Hell, Trump is as qualified as anybody who’s run for PotUS in the past quarter-century: he’s rich, he’s flamboyant, he’s controversial, he thinks he knows everything, and he knows nothing about the job. Sounds exactly like the guy we got in there now, right?
I don’t know if Trump can be bought or not. If elected, he’ll take office without obligation to any PACs or other special interest groups, and that’s good. He’ll also be faced immediately with accusations of conflict of interest, and the opportunity for sweet deals to multiply his fortune will always be there, and that ain’t good.
The question would be, of course, whether he considers himself rich enough already. He’ll take a pay cut and a housing downgrade, and all he’ll get for it in the long run will be criticism, wrinkles, threats, and very possibly ulcers. So . . . what’s in it for him?
Sometimes when I’m not quick enough with the remote and hear parts of a Trump speech, I wonder if he’s autistic or something. Many times he sounds like somebody coming down off a cocktail of LSD and speed.
I mean, he uses words of course, but he repeats himself like the old guys who hang around on the benches in front of the court house in little Midwestern towns. Often he’ll begin a sentence and never finish it, breaking off in the middle and shifting topics as if his horse threw him off into the thought stream and he had to remount on another one, talking for several minutes without saying anything meaningful.
And he thinks they’re terrific sentences. That I can tell you. Believe me, they’re great, at least in his opinion. They’re great. Full of words. Good words. Not big words that regular people would have to go look up. That I can tell you. But every Trump sentence uses words. Sometimes over and over again. And that’s great. Believe me. They’re great. Winners. All of them. Not stupid, like our politicians. That I can tell you. Believe me.
And I gotta say, I’m absolutely astonished that nobody has so far put a 7.62 ventilation port in the supraorbital foramen of the alleged person who has been squatting in The People’s House for the past 7 years.

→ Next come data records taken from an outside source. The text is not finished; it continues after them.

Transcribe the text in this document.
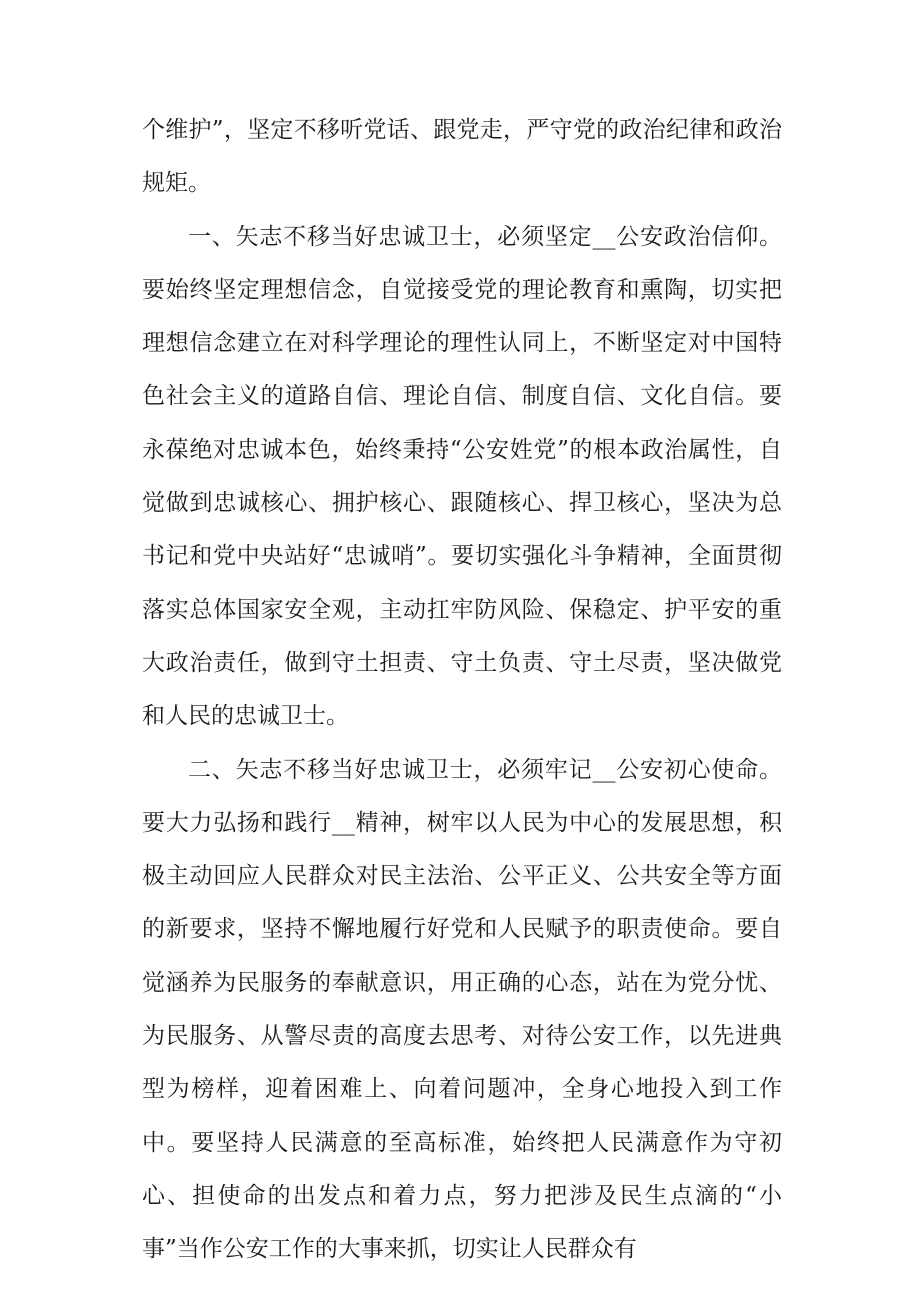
个维护”，坚定不移听党话、跟党走，严守党的政治纪律和政治规矩。

一、矢志不移当好忠诚卫士，必须坚定__公安政治信仰。要始终坚定理想信念，自觉接受党的理论教育和熏陶，切实把理想信念建立在对科学理论的理性认同上，不断坚定对中国特色社会主义的道路自信、理论自信、制度自信、文化自信。要永葆绝对忠诚本色，始终秉持“公安姓党”的根本政治属性，自觉做到忠诚核心、拥护核心、跟随核心、捍卫核心，坚决为总书记和党中央站好“忠诚哨”。要切实强化斗争精神，全面贯彻落实总体国家安全观，主动扛牢防风险、保稳定、护平安的重大政治责任，做到守土担责、守土负责、守土尽责，坚决做党和人民的忠诚卫士。

二、矢志不移当好忠诚卫士，必须牢记__公安初心使命。要大力弘扬和践行__精神，树牢以人民为中心的发展思想，积极主动回应人民群众对民主法治、公平正义、公共安全等方面的新要求，坚持不懈地履行好党和人民赋予的职责使命。要自觉涵养为民服务的奉献意识，用正确的心态，站在为党分忧、为民服务、从警尽责的高度去思考、对待公安工作，以先进典型为榜样，迎着困难上、向着问题冲，全身心地投入到工作中。要坚持人民满意的至高标准，始终把人民满意作为守初心、担使命的出发点和着力点，努力把涉及民生点滴的“小事”当作公安工作的大事来抓，切实让人民群众有
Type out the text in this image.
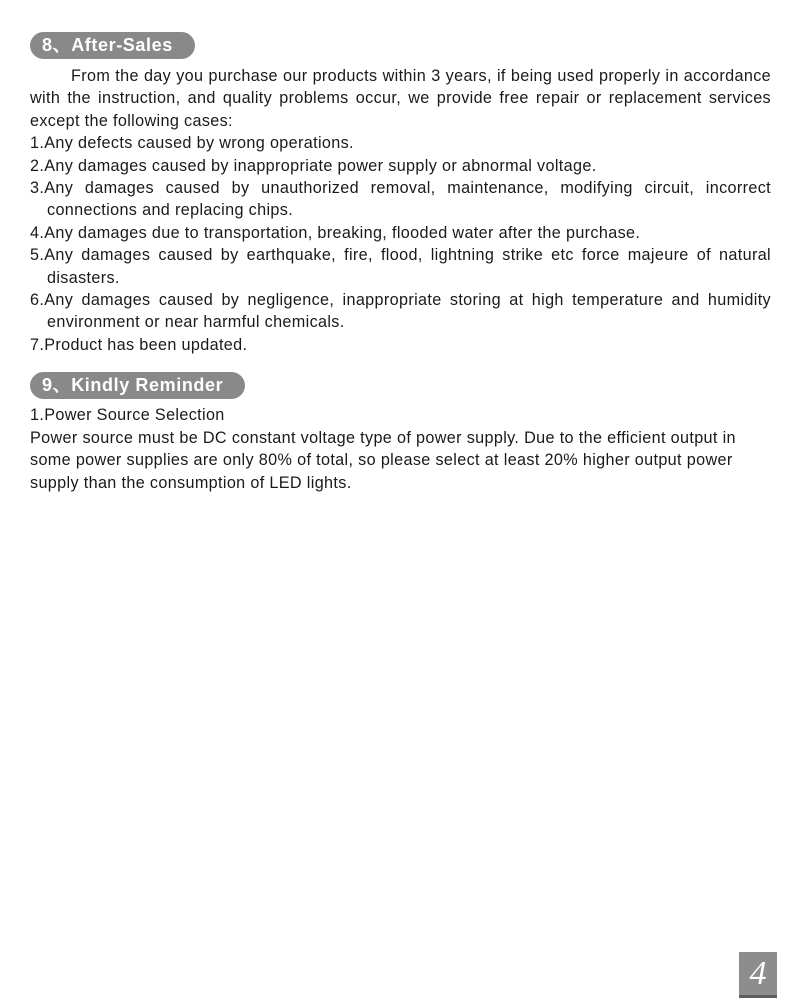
8、After-Sales

From the day you purchase our products within 3 years, if being used properly in accordance with the instruction, and quality problems occur, we provide free repair or replacement services except the following cases:

1.Any defects caused by wrong operations.
2.Any damages caused by inappropriate power supply or abnormal voltage.
3.Any damages caused by unauthorized removal, maintenance, modifying circuit, incorrect connections and replacing chips.
4.Any damages due to transportation, breaking, flooded water after the purchase.
5.Any damages caused by earthquake, fire, flood, lightning strike etc force majeure of natural disasters.
6.Any damages caused by negligence, inappropriate storing at high temperature and humidity environment or near harmful chemicals.
7.Product has been updated.
9、Kindly Reminder

1.Power Source Selection

Power source must be DC constant voltage type of power supply. Due to the efficient output in some power supplies are only 80% of total, so please select at least 20% higher output power supply than the consumption of LED lights.

4
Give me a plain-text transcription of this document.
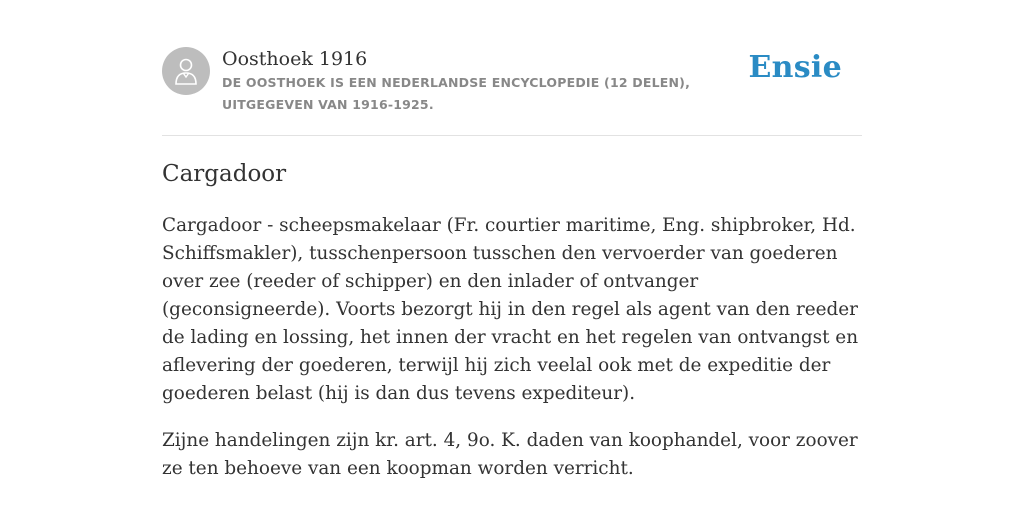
Oosthoek 1916
DE OOSTHOEK IS EEN NEDERLANDSE ENCYCLOPEDIE (12 DELEN), UITGEGEVEN VAN 1916-1925.
Ensie
Cargadoor

Cargadoor - scheepsmakelaar (Fr. courtier maritime, Eng. shipbroker, Hd. Schiffsmakler), tusschenpersoon tusschen den vervoerder van goederen over zee (reeder of schipper) en den inlader of ontvanger (geconsigneerde). Voorts bezorgt hij in den regel als agent van den reeder de lading en lossing, het innen der vracht en het regelen van ontvangst en aflevering der goederen, terwijl hij zich veelal ook met de expeditie der goederen belast (hij is dan dus tevens expediteur).

Zijne handelingen zijn kr. art. 4, 9o. K. daden van koophandel, voor zoover ze ten behoeve van een koopman worden verricht.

Which brings up the issue of why it’s hard for people to understand why someone would vote for Trump . . . I mean, that’s PRE-goddam-cisely how millions of us felt when people voted for Soetoro out of a sense of white guilt or ethnic loyalty.
All I know is that you mix one part hype with equal parts of greed, deceit, and lust for power and you get a PoliCockl, or a Political Cocktail. ‘Tis the season for sound bytes, buzzwords, catch phrases, bombast, sales pitches, spin, backtracking, denying, and hypocrisy, which eventually all boils down to common everyday propaganda.
It is the art of promising paradise and taking things to hell, then claiming to be a savior for rescuing the country from purgatory.
People might like to have friends who are in politics, but any parent who loves his child wants him to be a true professional anything BUT politician.